Research behemoth Morningstar found the average mutual fund expense ratio dropped from 0.48% to 0.45% in 2019.
This seemingly small fraction is actually a 6% year-over-year decline, and the third-largest on record dating back to 1991, which saved investors nearly $6 billion in fund fees in 2019.
“Investors are increasingly aware of the importance of minimizing investment costs, which has led them towards lower-cost funds and share classes,” Ben Johnson, Morningstar’s director of ETF and passive strategies research, said in a statement. “There has also been intensifying competition among asset managers, who have cut fees to appeal to cost-conscious investors.
Another factor, according to Johnson, has been changes in the way financial advice is delivered and paid. As advisors move away from transaction-driven compensation models and toward fee-based models, fund share classes that have fewer embedded advice or distribution costs are seeing more flows.
Important findings
- The asset-weighted average expense ratio for active funds fell to 0.66% in 2019 from 0.68% in 2018. For passive funds, it fell to 0.13% in 2019 from 0.14% in 2018, thanks to steady flows into the lowest-cost funds and fee cuts for widely held broad market index funds.
- Investors favor low-cost funds, but recently have begun to reject more costly funds. In 2019, the cheapest 20% of funds saw net inflows of $581 billion, with the remainder suffering outflows of $224 billion. The cheapest 10% of funds alone received $526 billion of inflows.
- Cheap funds have become significantly cheaper, while expensive funds’ fees remain high. The dividing line between the cheapest 10% of funds and the rest has fallen 43% over the past 15 years, while the line between the most expensive 10% and the rest has come down just 19%.
- As compensation models have evolved in the advice business, fund share classes with fewer embedded advice or distribution costs are seeing more flows. Using Morningstar’s service fee arrangement attribute, bundled share classes have been in outflows for the past decade while semi-bundled and unbundled share classes have seen steady inflows.

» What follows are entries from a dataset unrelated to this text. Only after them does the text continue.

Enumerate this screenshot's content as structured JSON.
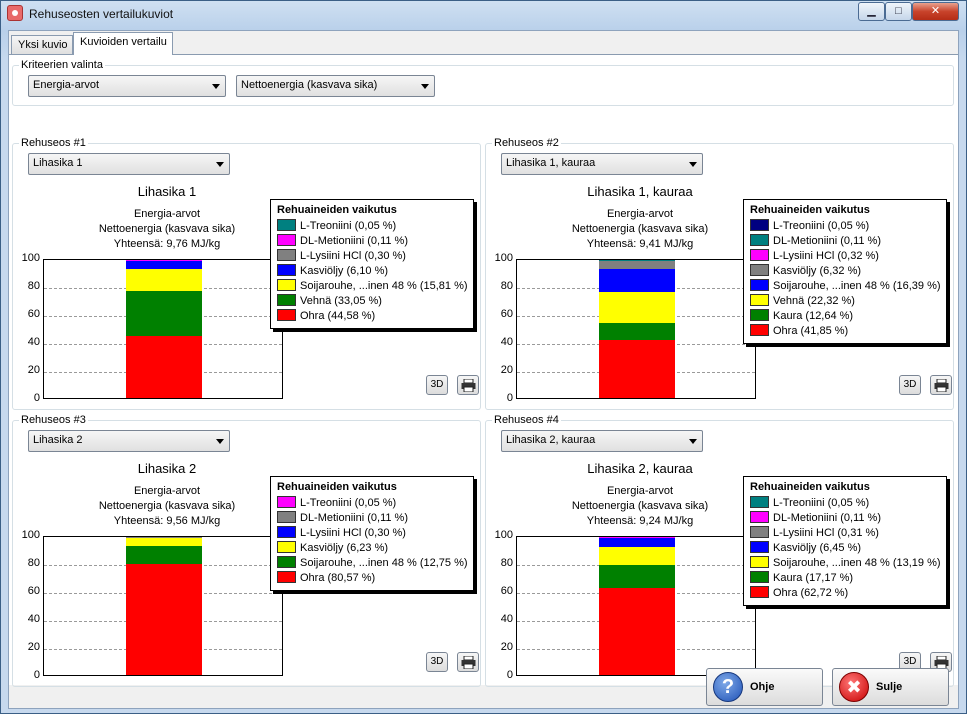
{
  "window": {
    "title": "Rehuseosten vertailukuviot",
    "minimize_glyph": "▁",
    "maximize_glyph": "□",
    "close_glyph": "✕"
  },
  "tabs": [
    {
      "label": "Yksi kuvio",
      "active": false
    },
    {
      "label": "Kuvioiden vertailu",
      "active": true
    }
  ],
  "criteria": {
    "label": "Kriteerien valinta",
    "select1": "Energia-arvot",
    "select2": "Nettoenergia (kasvava sika)"
  },
  "panels": [
    {
      "group": "Rehuseos #1",
      "select": "Lihasika 1",
      "title": "Lihasika 1",
      "sub1": "Energia-arvot",
      "sub2": "Nettoenergia (kasvava sika)",
      "sub3": "Yhteensä: 9,76 MJ/kg",
      "legend_title": "Rehuaineiden vaikutus",
      "legend": [
        {
          "label": "L-Treoniini (0,05 %)",
          "color": "#008080"
        },
        {
          "label": "DL-Metioniini (0,11 %)",
          "color": "#ff00ff"
        },
        {
          "label": "L-Lysiini HCl (0,30 %)",
          "color": "#808080"
        },
        {
          "label": "Kasviöljy (6,10 %)",
          "color": "#0000ff"
        },
        {
          "label": "Soijarouhe, ...inen 48 %  (15,81 %)",
          "color": "#ffff00"
        },
        {
          "label": "Vehnä (33,05 %)",
          "color": "#008000"
        },
        {
          "label": "Ohra (44,58 %)",
          "color": "#ff0000"
        }
      ],
      "btn3d": "3D",
      "print_icon": "printer-icon"
    },
    {
      "group": "Rehuseos #2",
      "select": "Lihasika 1, kauraa",
      "title": "Lihasika 1, kauraa",
      "sub1": "Energia-arvot",
      "sub2": "Nettoenergia (kasvava sika)",
      "sub3": "Yhteensä: 9,41 MJ/kg",
      "legend_title": "Rehuaineiden vaikutus",
      "legend": [
        {
          "label": "L-Treoniini (0,05 %)",
          "color": "#000080"
        },
        {
          "label": "DL-Metioniini (0,11 %)",
          "color": "#008080"
        },
        {
          "label": "L-Lysiini HCl (0,32 %)",
          "color": "#ff00ff"
        },
        {
          "label": "Kasviöljy (6,32 %)",
          "color": "#808080"
        },
        {
          "label": "Soijarouhe, ...inen 48 %  (16,39 %)",
          "color": "#0000ff"
        },
        {
          "label": "Vehnä (22,32 %)",
          "color": "#ffff00"
        },
        {
          "label": "Kaura (12,64 %)",
          "color": "#008000"
        },
        {
          "label": "Ohra (41,85 %)",
          "color": "#ff0000"
        }
      ],
      "btn3d": "3D",
      "print_icon": "printer-icon"
    },
    {
      "group": "Rehuseos #3",
      "select": "Lihasika 2",
      "title": "Lihasika 2",
      "sub1": "Energia-arvot",
      "sub2": "Nettoenergia (kasvava sika)",
      "sub3": "Yhteensä: 9,56 MJ/kg",
      "legend_title": "Rehuaineiden vaikutus",
      "legend": [
        {
          "label": "L-Treoniini (0,05 %)",
          "color": "#ff00ff"
        },
        {
          "label": "DL-Metioniini (0,11 %)",
          "color": "#808080"
        },
        {
          "label": "L-Lysiini HCl (0,30 %)",
          "color": "#0000ff"
        },
        {
          "label": "Kasviöljy (6,23 %)",
          "color": "#ffff00"
        },
        {
          "label": "Soijarouhe, ...inen 48 %  (12,75 %)",
          "color": "#008000"
        },
        {
          "label": "Ohra (80,57 %)",
          "color": "#ff0000"
        }
      ],
      "btn3d": "3D",
      "print_icon": "printer-icon"
    },
    {
      "group": "Rehuseos #4",
      "select": "Lihasika 2, kauraa",
      "title": "Lihasika 2, kauraa",
      "sub1": "Energia-arvot",
      "sub2": "Nettoenergia (kasvava sika)",
      "sub3": "Yhteensä: 9,24 MJ/kg",
      "legend_title": "Rehuaineiden vaikutus",
      "legend": [
        {
          "label": "L-Treoniini (0,05 %)",
          "color": "#008080"
        },
        {
          "label": "DL-Metioniini (0,11 %)",
          "color": "#ff00ff"
        },
        {
          "label": "L-Lysiini HCl (0,31 %)",
          "color": "#808080"
        },
        {
          "label": "Kasviöljy (6,45 %)",
          "color": "#0000ff"
        },
        {
          "label": "Soijarouhe, ...inen 48 %  (13,19 %)",
          "color": "#ffff00"
        },
        {
          "label": "Kaura (17,17 %)",
          "color": "#008000"
        },
        {
          "label": "Ohra (62,72 %)",
          "color": "#ff0000"
        }
      ],
      "btn3d": "3D",
      "print_icon": "printer-icon"
    }
  ],
  "footer": {
    "help_label": "Ohje",
    "help_icon": "help-icon",
    "close_label": "Sulje",
    "close_icon": "close-icon"
  },
  "chart_data": [
    {
      "type": "bar",
      "stacked": true,
      "categories": [
        "Lihasika 1"
      ],
      "ylim": [
        0,
        100
      ],
      "yticks": [
        0,
        20,
        40,
        60,
        80,
        100
      ],
      "grid": true,
      "series": [
        {
          "name": "Ohra (44,58 %)",
          "values": [
            44.58
          ],
          "color": "#ff0000"
        },
        {
          "name": "Vehnä (33,05 %)",
          "values": [
            33.05
          ],
          "color": "#008000"
        },
        {
          "name": "Soijarouhe, ...inen 48 %  (15,81 %)",
          "values": [
            15.81
          ],
          "color": "#ffff00"
        },
        {
          "name": "Kasviöljy (6,10 %)",
          "values": [
            6.1
          ],
          "color": "#0000ff"
        },
        {
          "name": "L-Lysiini HCl (0,30 %)",
          "values": [
            0.3
          ],
          "color": "#808080"
        },
        {
          "name": "DL-Metioniini (0,11 %)",
          "values": [
            0.11
          ],
          "color": "#ff00ff"
        },
        {
          "name": "L-Treoniini (0,05 %)",
          "values": [
            0.05
          ],
          "color": "#008080"
        }
      ]
    },
    {
      "type": "bar",
      "stacked": true,
      "categories": [
        "Lihasika 1, kauraa"
      ],
      "ylim": [
        0,
        100
      ],
      "yticks": [
        0,
        20,
        40,
        60,
        80,
        100
      ],
      "grid": true,
      "series": [
        {
          "name": "Ohra (41,85 %)",
          "values": [
            41.85
          ],
          "color": "#ff0000"
        },
        {
          "name": "Kaura (12,64 %)",
          "values": [
            12.64
          ],
          "color": "#008000"
        },
        {
          "name": "Vehnä (22,32 %)",
          "values": [
            22.32
          ],
          "color": "#ffff00"
        },
        {
          "name": "Soijarouhe, ...inen 48 %  (16,39 %)",
          "values": [
            16.39
          ],
          "color": "#0000ff"
        },
        {
          "name": "Kasviöljy (6,32 %)",
          "values": [
            6.32
          ],
          "color": "#808080"
        },
        {
          "name": "L-Lysiini HCl (0,32 %)",
          "values": [
            0.32
          ],
          "color": "#ff00ff"
        },
        {
          "name": "DL-Metioniini (0,11 %)",
          "values": [
            0.11
          ],
          "color": "#008080"
        },
        {
          "name": "L-Treoniini (0,05 %)",
          "values": [
            0.05
          ],
          "color": "#000080"
        }
      ]
    },
    {
      "type": "bar",
      "stacked": true,
      "categories": [
        "Lihasika 2"
      ],
      "ylim": [
        0,
        100
      ],
      "yticks": [
        0,
        20,
        40,
        60,
        80,
        100
      ],
      "grid": true,
      "series": [
        {
          "name": "Ohra (80,57 %)",
          "values": [
            80.57
          ],
          "color": "#ff0000"
        },
        {
          "name": "Soijarouhe, ...inen 48 %  (12,75 %)",
          "values": [
            12.75
          ],
          "color": "#008000"
        },
        {
          "name": "Kasviöljy (6,23 %)",
          "values": [
            6.23
          ],
          "color": "#ffff00"
        },
        {
          "name": "L-Lysiini HCl (0,30 %)",
          "values": [
            0.3
          ],
          "color": "#0000ff"
        },
        {
          "name": "DL-Metioniini (0,11 %)",
          "values": [
            0.11
          ],
          "color": "#808080"
        },
        {
          "name": "L-Treoniini (0,05 %)",
          "values": [
            0.05
          ],
          "color": "#ff00ff"
        }
      ]
    },
    {
      "type": "bar",
      "stacked": true,
      "categories": [
        "Lihasika 2, kauraa"
      ],
      "ylim": [
        0,
        100
      ],
      "yticks": [
        0,
        20,
        40,
        60,
        80,
        100
      ],
      "grid": true,
      "series": [
        {
          "name": "Ohra (62,72 %)",
          "values": [
            62.72
          ],
          "color": "#ff0000"
        },
        {
          "name": "Kaura (17,17 %)",
          "values": [
            17.17
          ],
          "color": "#008000"
        },
        {
          "name": "Soijarouhe, ...inen 48 %  (13,19 %)",
          "values": [
            13.19
          ],
          "color": "#ffff00"
        },
        {
          "name": "Kasviöljy (6,45 %)",
          "values": [
            6.45
          ],
          "color": "#0000ff"
        },
        {
          "name": "L-Lysiini HCl (0,31 %)",
          "values": [
            0.31
          ],
          "color": "#808080"
        },
        {
          "name": "DL-Metioniini (0,11 %)",
          "values": [
            0.11
          ],
          "color": "#ff00ff"
        },
        {
          "name": "L-Treoniini (0,05 %)",
          "values": [
            0.05
          ],
          "color": "#008080"
        }
      ]
    }
  ]
}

- Strategic-beta funds remain an attractive alternative to higher-cost actively managed funds. In 2019, the asset-weighted average fee for strategic-beta funds was 0.20%, which was slightly higher than traditional index funds’ 0.12%, but significantly lower than active funds’ 0.66%.
- Investors have benefitted from a competitive landscape and an ever-wider menu of cheaper options. Although BlackRock/iShares, State Street Global Advisors, and others continue to gain ground, Vanguard still claims the lowest asset-weighted average expense ratio of 0.09% in 2019.